[Haskell-cafe] Haskell version of ray tracer code is much slower than the original ML

Derek Elkins derek.a.elkins at gmail.com
Thu Jun 21 13:07:24 EDT 2007


On Thu, 2007-06-21 at 13:39 +0100, Jon Harrop wrote:
> Awesome stuff!
> 
> On Thursday 21 June 2007 12:36:27 Philip Armstrong wrote:
> > On Thu, Jun 21, 2007 at 12:25:44PM +0100, Sebastian Sylvan wrote:
> > >Try using floats for the vector, and strict fields (add a ! to the
> > >fields in the data declaration).
> >
> > Because the optimisation page on the haskell wiki is very explicit
> > about never using Float when you can use Double, that's why. An older
> > revision used Float and it was slower than the current one. Making the
> > datatypes strict also makes no difference.
> 
> Where exactly do the !s go and what do they do?

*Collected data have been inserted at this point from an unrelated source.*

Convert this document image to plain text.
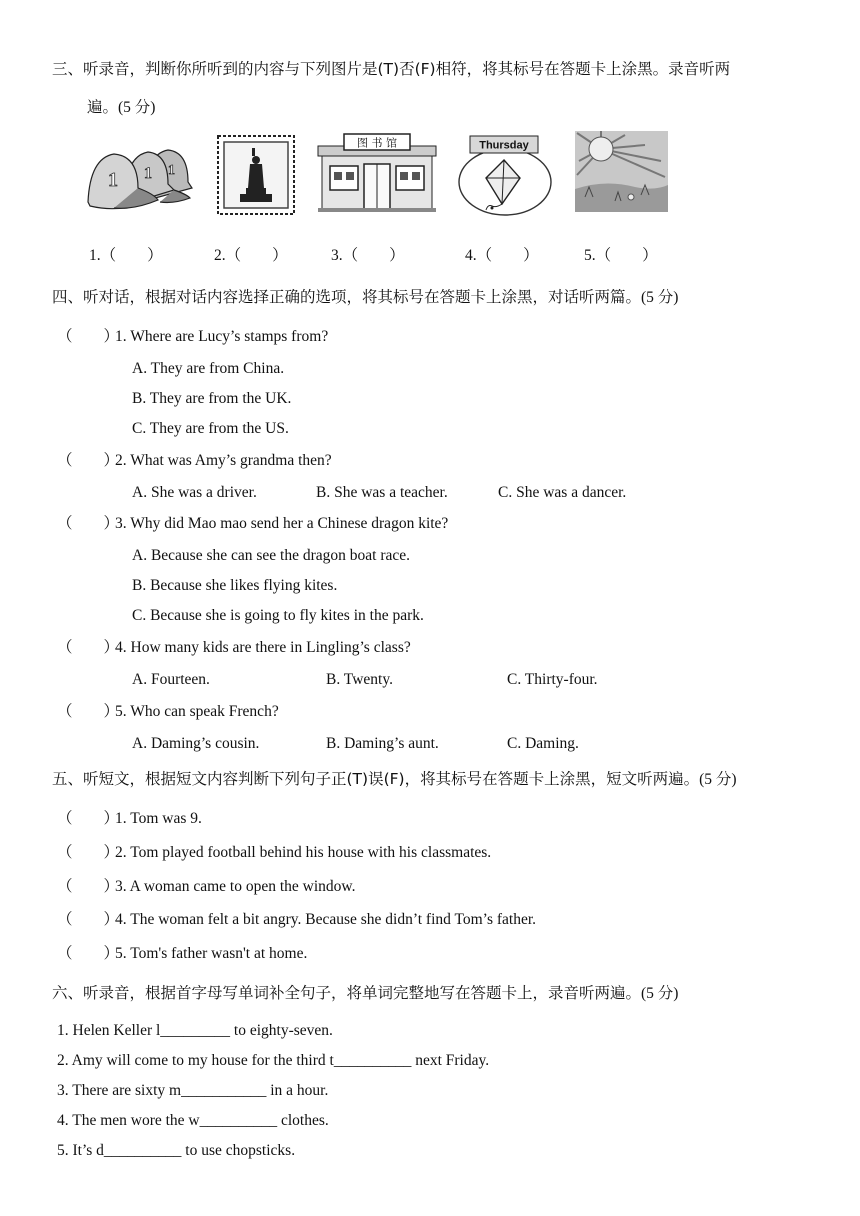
三、听录音，判断你所听到的内容与下列图片是(T)否(F)相符，将其标号在答题卡上涂黑。录音听两
遍。(5 分)
1 1 1
图 书 馆	Thursday
1.（　　）	2.（　　）	3.（　　）	4.（　　）	5.（　　）
四、听对话，根据对话内容选择正确的选项，将其标号在答题卡上涂黑，对话听两篇。(5 分)
（　　）1. Where are Lucy’s stamps from?
A. They are from China.
B. They are from the UK.
C. They are from the US.
（　　）2. What was Amy’s grandma then?
A. She was a driver.	B. She was a teacher.	C. She was a dancer.
（　　）3. Why did Mao mao send her a Chinese dragon kite?
A. Because she can see the dragon boat race.
B. Because she likes flying kites.
C. Because she is going to fly kites in the park.
（　　）4. How many kids are there in Lingling’s class?
A. Fourteen.	B. Twenty.	C. Thirty-four.
（　　）5. Who can speak French?
A. Daming’s cousin.	B. Daming’s aunt.	C. Daming.
五、听短文，根据短文内容判断下列句子正(T)误(F)，将其标号在答题卡上涂黑，短文听两遍。(5 分)
（　　）1. Tom was 9.
（　　）2. Tom played football behind his house with his classmates.
（　　）3. A woman came to open the window.
（　　）4. The woman felt a bit angry. Because she didn’t find Tom’s father.
（　　）5. Tom's father wasn't at home.
六、听录音，根据首字母写单词补全句子，将单词完整地写在答题卡上，录音听两遍。(5 分)
1. Helen Keller l_________ to eighty-seven.
2. Amy will come to my house for the third t__________ next Friday.
3. There are sixty m___________ in a hour.
4. The men wore the w__________ clothes.
5. It’s d__________ to use chopsticks.
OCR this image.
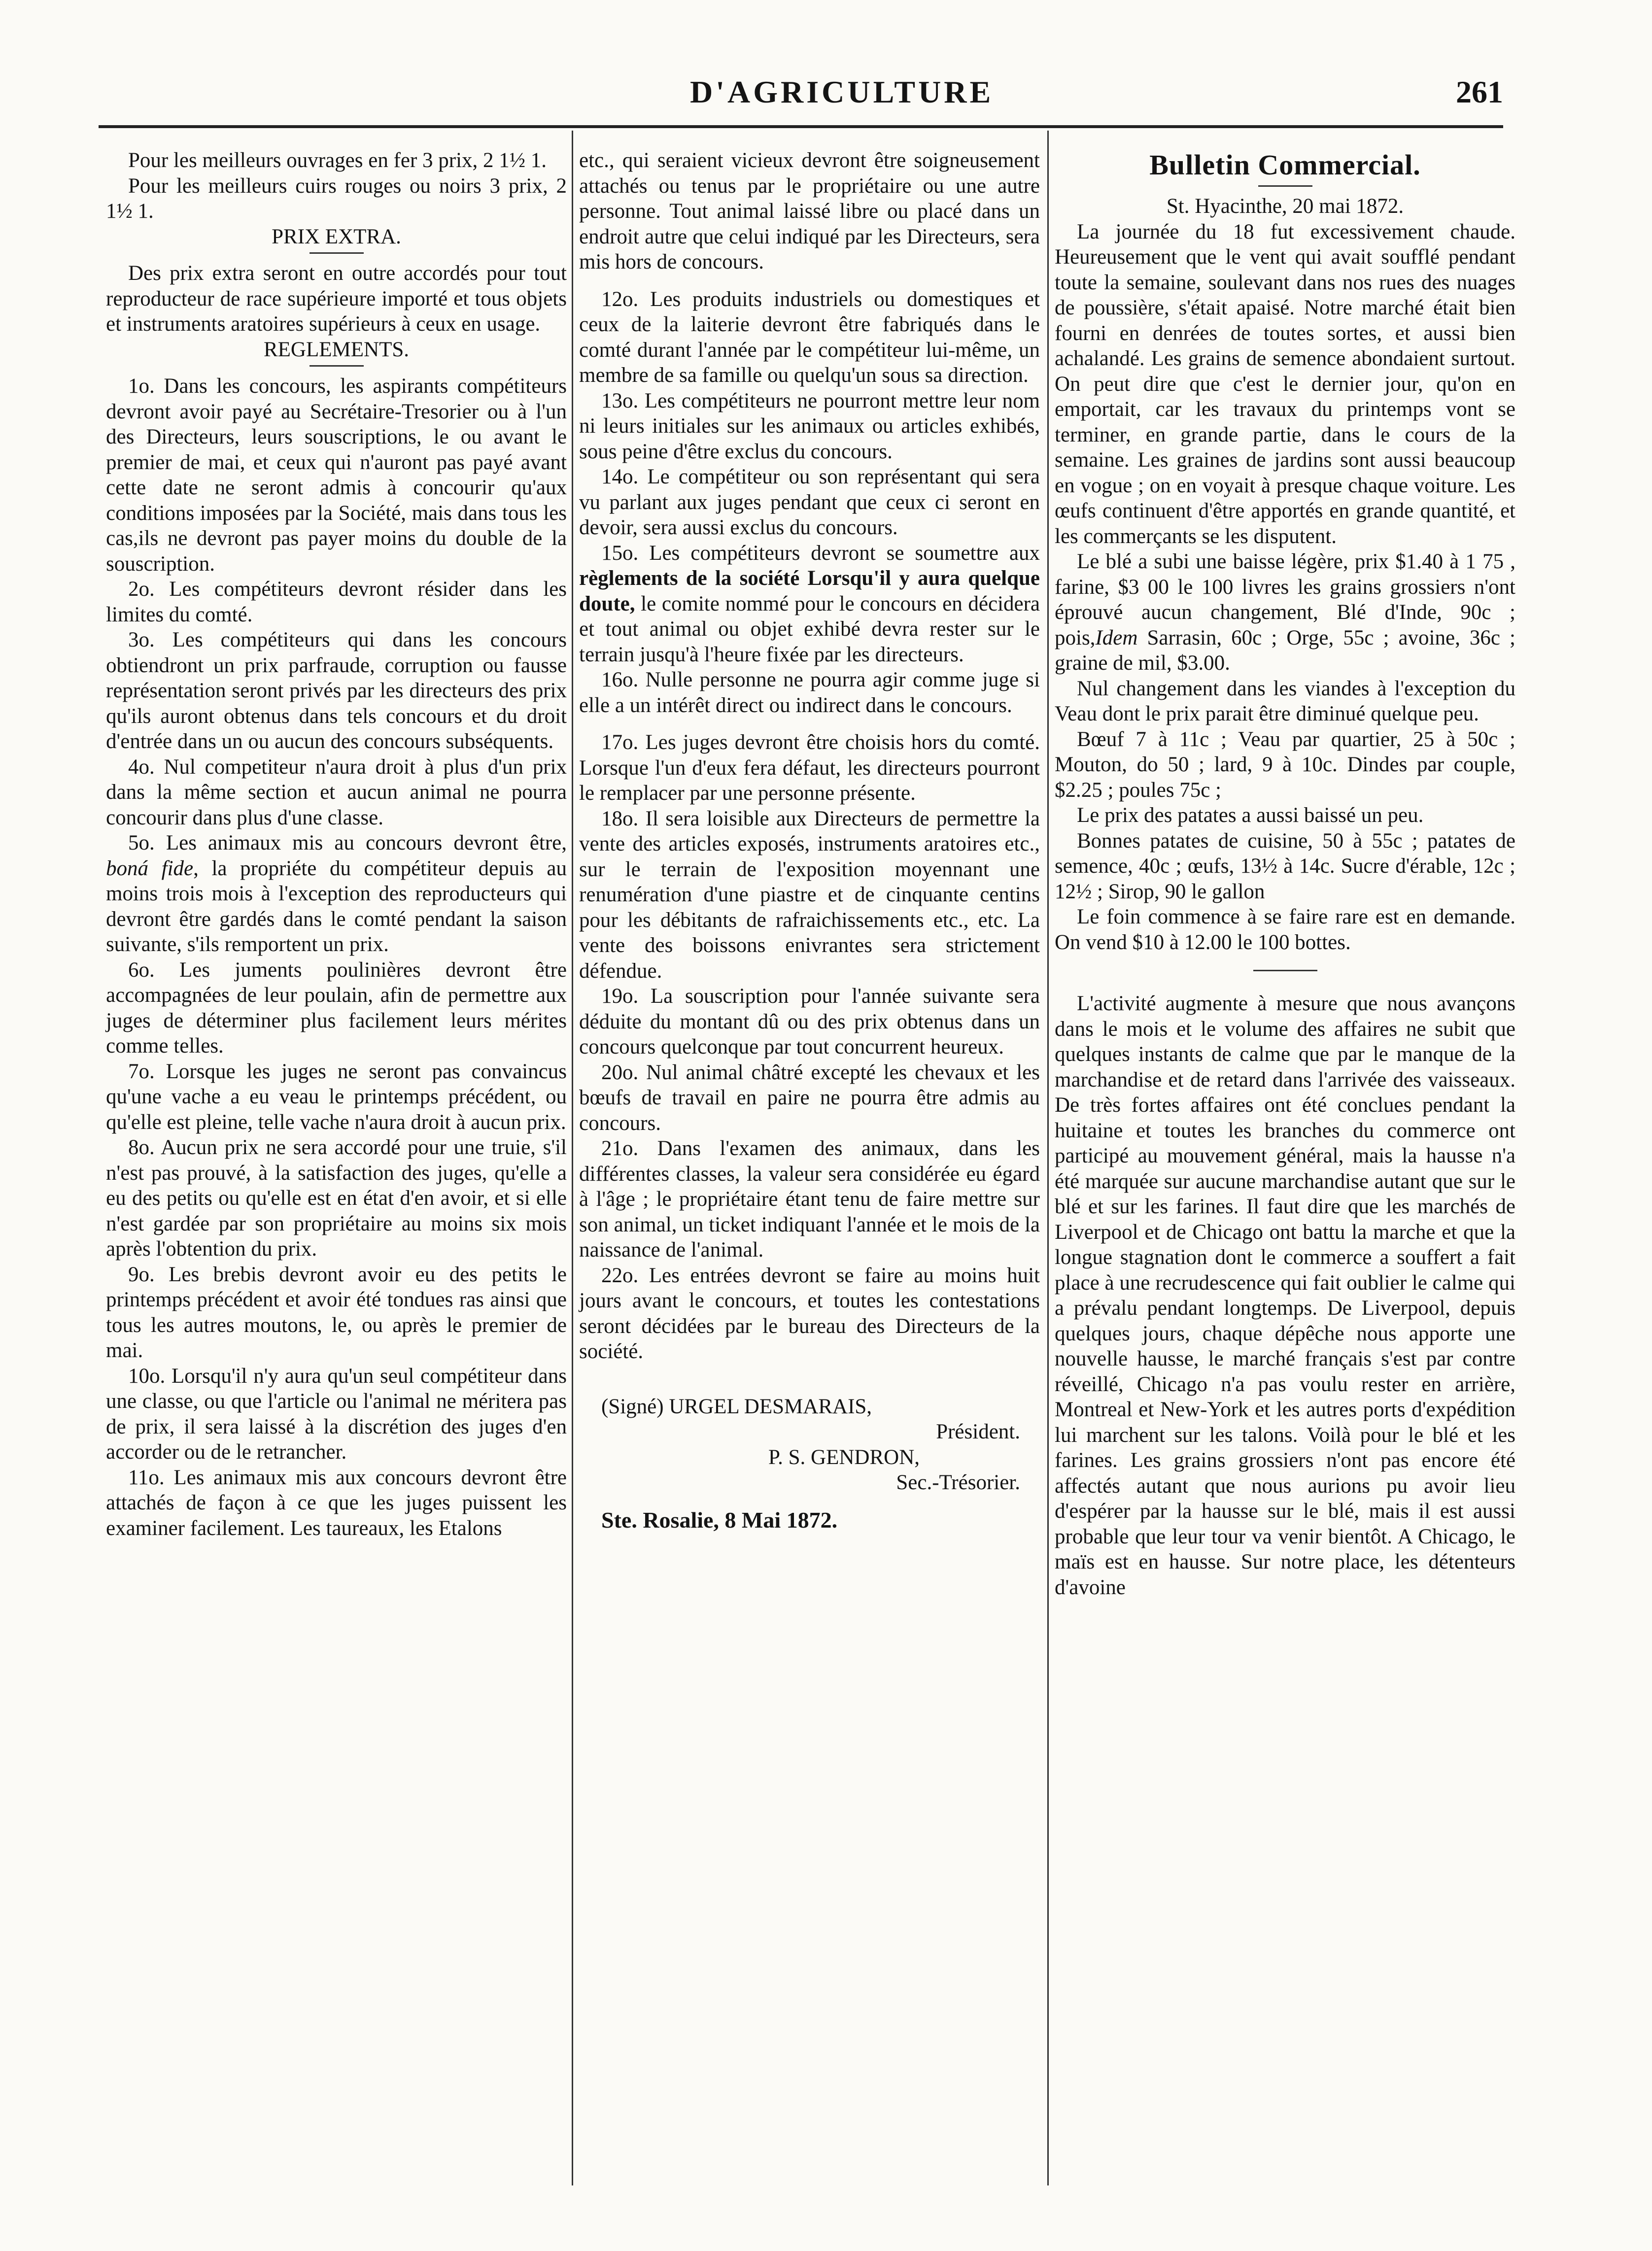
D'AGRICULTURE	261

Pour les meilleurs ouvrages en fer 3 prix, 2 1½ 1.

Pour les meilleurs cuirs rouges ou noirs 3 prix, 2 1½ 1.

PRIX EXTRA.

Des prix extra seront en outre accordés pour tout reproducteur de race supérieure importé et tous objets et instruments aratoires supérieurs à ceux en usage.

REGLEMENTS.

1o. Dans les concours, les aspirants compétiteurs devront avoir payé au Secrétaire-Tresorier ou à l'un des Directeurs, leurs souscriptions, le ou avant le premier de mai, et ceux qui n'auront pas payé avant cette date ne seront admis à concourir qu'aux conditions imposées par la Société, mais dans tous les cas,ils ne devront pas payer moins du double de la souscription.

2o. Les compétiteurs devront résider dans les limites du comté.

3o. Les compétiteurs qui dans les concours obtiendront un prix parfraude, corruption ou fausse représentation seront privés par les directeurs des prix qu'ils auront obtenus dans tels concours et du droit d'entrée dans un ou aucun des concours subséquents.

4o. Nul competiteur n'aura droit à plus d'un prix dans la même section et aucun animal ne pourra concourir dans plus d'une classe.

5o. Les animaux mis au concours devront être, boná fide, la propriéte du compétiteur depuis au moins trois mois à l'exception des reproducteurs qui devront être gardés dans le comté pendant la saison suivante, s'ils remportent un prix.

6o. Les juments poulinières devront être accompagnées de leur poulain, afin de permettre aux juges de déterminer plus facilement leurs mérites comme telles.

7o. Lorsque les juges ne seront pas convaincus qu'une vache a eu veau le printemps précédent, ou qu'elle est pleine, telle vache n'aura droit à aucun prix.

8o. Aucun prix ne sera accordé pour une truie, s'il n'est pas prouvé, à la satisfaction des juges, qu'elle a eu des petits ou qu'elle est en état d'en avoir, et si elle n'est gardée par son propriétaire au moins six mois après l'obtention du prix.

9o. Les brebis devront avoir eu des petits le printemps précédent et avoir été tondues ras ainsi que tous les autres moutons, le, ou après le premier de mai.

10o. Lorsqu'il n'y aura qu'un seul compétiteur dans une classe, ou que l'article ou l'animal ne méritera pas de prix, il sera laissé à la discrétion des juges d'en accorder ou de le retrancher.

11o. Les animaux mis aux concours devront être attachés de façon à ce que les juges puissent les examiner facilement. Les taureaux, les Etalons

etc., qui seraient vicieux devront être soigneusement attachés ou tenus par le propriétaire ou une autre personne. Tout animal laissé libre ou placé dans un endroit autre que celui indiqué par les Directeurs, sera mis hors de concours.

12o. Les produits industriels ou domestiques et ceux de la laiterie devront être fabriqués dans le comté durant l'année par le compétiteur lui-même, un membre de sa famille ou quelqu'un sous sa direction.

13o. Les compétiteurs ne pourront mettre leur nom ni leurs initiales sur les animaux ou articles exhibés, sous peine d'être exclus du concours.

14o. Le compétiteur ou son représentant qui sera vu parlant aux juges pendant que ceux ci seront en devoir, sera aussi exclus du concours.

15o. Les compétiteurs devront se soumettre aux règlements de la société Lorsqu'il y aura quelque doute, le comite nommé pour le concours en décidera et tout animal ou objet exhibé devra rester sur le terrain jusqu'à l'heure fixée par les directeurs.

16o. Nulle personne ne pourra agir comme juge si elle a un intérêt direct ou indirect dans le concours.

17o. Les juges devront être choisis hors du comté. Lorsque l'un d'eux fera défaut, les directeurs pourront le remplacer par une personne présente.

18o. Il sera loisible aux Directeurs de permettre la vente des articles exposés, instruments aratoires etc., sur le terrain de l'exposition moyennant une renumération d'une piastre et de cinquante centins pour les débitants de rafraichissements etc., etc. La vente des boissons enivrantes sera strictement défendue.

19o. La souscription pour l'année suivante sera déduite du montant dû ou des prix obtenus dans un concours quelconque par tout concurrent heureux.

20o. Nul animal châtré excepté les chevaux et les bœufs de travail en paire ne pourra être admis au concours.

21o. Dans l'examen des animaux, dans les différentes classes, la valeur sera considérée eu égard à l'âge ; le propriétaire étant tenu de faire mettre sur son animal, un ticket indiquant l'année et le mois de la naissance de l'animal.

22o. Les entrées devront se faire au moins huit jours avant le concours, et toutes les contestations seront décidées par le bureau des Directeurs de la société.

(Signé) URGEL DESMARAIS,

Président.

P. S. GENDRON,

Sec.-Trésorier.

Ste. Rosalie, 8 Mai 1872.

Bulletin Commercial.

St. Hyacinthe, 20 mai 1872.

La journée du 18 fut excessivement chaude. Heureusement que le vent qui avait soufflé pendant toute la semaine, soulevant dans nos rues des nuages de poussière, s'était apaisé. Notre marché était bien fourni en denrées de toutes sortes, et aussi bien achalandé. Les grains de semence abondaient surtout. On peut dire que c'est le dernier jour, qu'on en emportait, car les travaux du printemps vont se terminer, en grande partie, dans le cours de la semaine. Les graines de jardins sont aussi beaucoup en vogue ; on en voyait à presque chaque voiture. Les œufs continuent d'être apportés en grande quantité, et les commerçants se les disputent.

Le blé a subi une baisse légère, prix $1.40 à 1 75 , farine, $3 00 le 100 livres les grains grossiers n'ont éprouvé aucun changement, Blé d'Inde, 90c ; pois,Idem Sarrasin, 60c ; Orge, 55c ; avoine, 36c ; graine de mil, $3.00.

Nul changement dans les viandes à l'exception du Veau dont le prix parait être diminué quelque peu.

Bœuf 7 à 11c ; Veau par quartier, 25 à 50c ; Mouton, do 50 ; lard, 9 à 10c. Dindes par couple, $2.25 ; poules 75c ;

Le prix des patates a aussi baissé un peu.

Bonnes patates de cuisine, 50 à 55c ; patates de semence, 40c ; œufs, 13½ à 14c. Sucre d'érable, 12c ; 12½ ; Sirop, 90 le gallon

Le foin commence à se faire rare est en demande. On vend $10 à 12.00 le 100 bottes.

L'activité augmente à mesure que nous avançons dans le mois et le volume des affaires ne subit que quelques instants de calme que par le manque de la marchandise et de retard dans l'arrivée des vaisseaux. De très fortes affaires ont été conclues pendant la huitaine et toutes les branches du commerce ont participé au mouvement général, mais la hausse n'a été marquée sur aucune marchandise autant que sur le blé et sur les farines. Il faut dire que les marchés de Liverpool et de Chicago ont battu la marche et que la longue stagnation dont le commerce a souffert a fait place à une recrudescence qui fait oublier le calme qui a prévalu pendant longtemps. De Liverpool, depuis quelques jours, chaque dépêche nous apporte une nouvelle hausse, le marché français s'est par contre réveillé, Chicago n'a pas voulu rester en arrière, Montreal et New-York et les autres ports d'expédition lui marchent sur les talons. Voilà pour le blé et les farines. Les grains grossiers n'ont pas encore été affectés autant que nous aurions pu avoir lieu d'espérer par la hausse sur le blé, mais il est aussi probable que leur tour va venir bientôt. A Chicago, le maïs est en hausse. Sur notre place, les détenteurs d'avoine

> > >That's the simplest possible thing I can think of after about two
> > >seconds of looking anyway. It appears that the ML version uses float
> > >so I don't understand why you would use Double for the Haskell version
> > >at all, and then think you could do any sort of valid comparisons
> > >between them...
> >
> > OCaML floats are Doubles, at least on x86.
> 
> Yes. OCaml doesn't have a 32-bit float storage format, apart from an 
> entirely-float big array. Also, the ML in OCaml doesn't stand for 
> metalanguage. ;-)

To be technical, it should be OCAML.